As I recall, the Dartford Tunnel on the M25 in Britain has only one manual collection lane in each direction.

Look at all the dynamic cities in other countries. They all have comprehensive suburban rail networks.

Perth has recently made this transition and the change in the ability to get around has improved dramatically. When a new suburb is planned in Sydney, the rail service is established at an early stage so that new residents become accustomed to using it from the outset and maintain that habit.

Even London does not have motorways into the city centre as is the case in Auckland.

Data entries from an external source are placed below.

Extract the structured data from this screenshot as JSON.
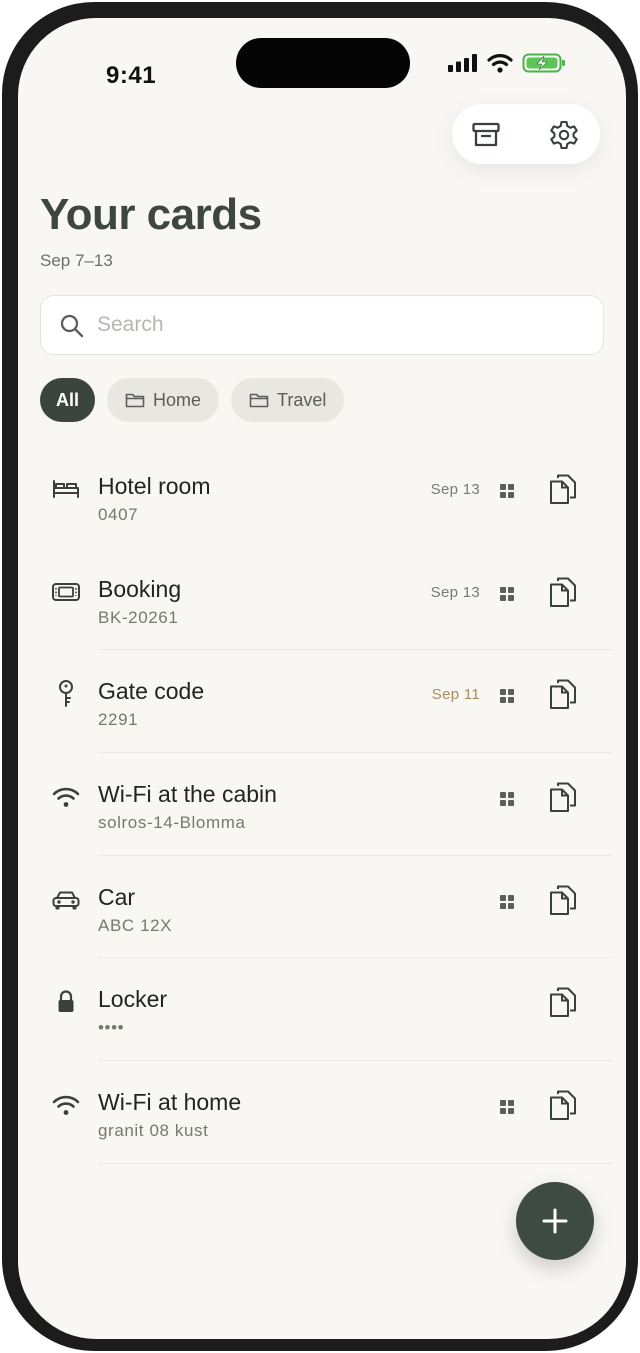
{
  "status_bar": {
    "time": "9:41"
  },
  "header": {
    "title": "Your cards",
    "subtitle": "Sep 7–13"
  },
  "search": {
    "placeholder": "Search",
    "value": ""
  },
  "filters": [
    {
      "label": "All",
      "active": true
    },
    {
      "label": "Home",
      "active": false
    },
    {
      "label": "Travel",
      "active": false
    }
  ],
  "cards": [
    {
      "icon": "bed-icon",
      "title": "Hotel room",
      "value": "0407",
      "date": "Sep 13",
      "date_soon": false,
      "has_grid": true
    },
    {
      "icon": "ticket-icon",
      "title": "Booking",
      "value": "BK-20261",
      "date": "Sep 13",
      "date_soon": false,
      "has_grid": true
    },
    {
      "icon": "key-icon",
      "title": "Gate code",
      "value": "2291",
      "date": "Sep 11",
      "date_soon": true,
      "has_grid": true
    },
    {
      "icon": "wifi-icon",
      "title": "Wi-Fi at the cabin",
      "value": "solros-14-Blomma",
      "date": "",
      "date_soon": false,
      "has_grid": true
    },
    {
      "icon": "car-icon",
      "title": "Car",
      "value": "ABC 12X",
      "date": "",
      "date_soon": false,
      "has_grid": true
    },
    {
      "icon": "lock-icon",
      "title": "Locker",
      "value": "••••",
      "date": "",
      "date_soon": false,
      "has_grid": false
    },
    {
      "icon": "wifi-icon",
      "title": "Wi-Fi at home",
      "value": "granit 08 kust",
      "date": "",
      "date_soon": false,
      "has_grid": true
    }
  ],
  "colors": {
    "accent": "#3b453d",
    "background": "#f8f7f3",
    "soon_date": "#a58d5d"
  }
}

It is necessary to battle your way through suburbia to gain access to the M25 ring road.

Driving north out of Sydney the main route traverses suburban streets for some distance before linking with the motorway.

The business of building motorways that deliver ever increasing numbers of vehicles into the city centre has to stop now. It does not make long term economic sense. It has an adverse affect on the environment, it impinges on the ability of the citizens to move around for work and play and it will leave a legacy that our grandchildren will curse.

To Mayor Len Brown I say that you have been given a mandate by the people and a realistic funding package is on your doorstep. Just get on with it.

* Allan Griffin is a former director of finance for the Tauranga City Council and involved in the financial issues related to the construction and operation of the original Tauranga Harbour Bridge, then the only toll road in New Zealand.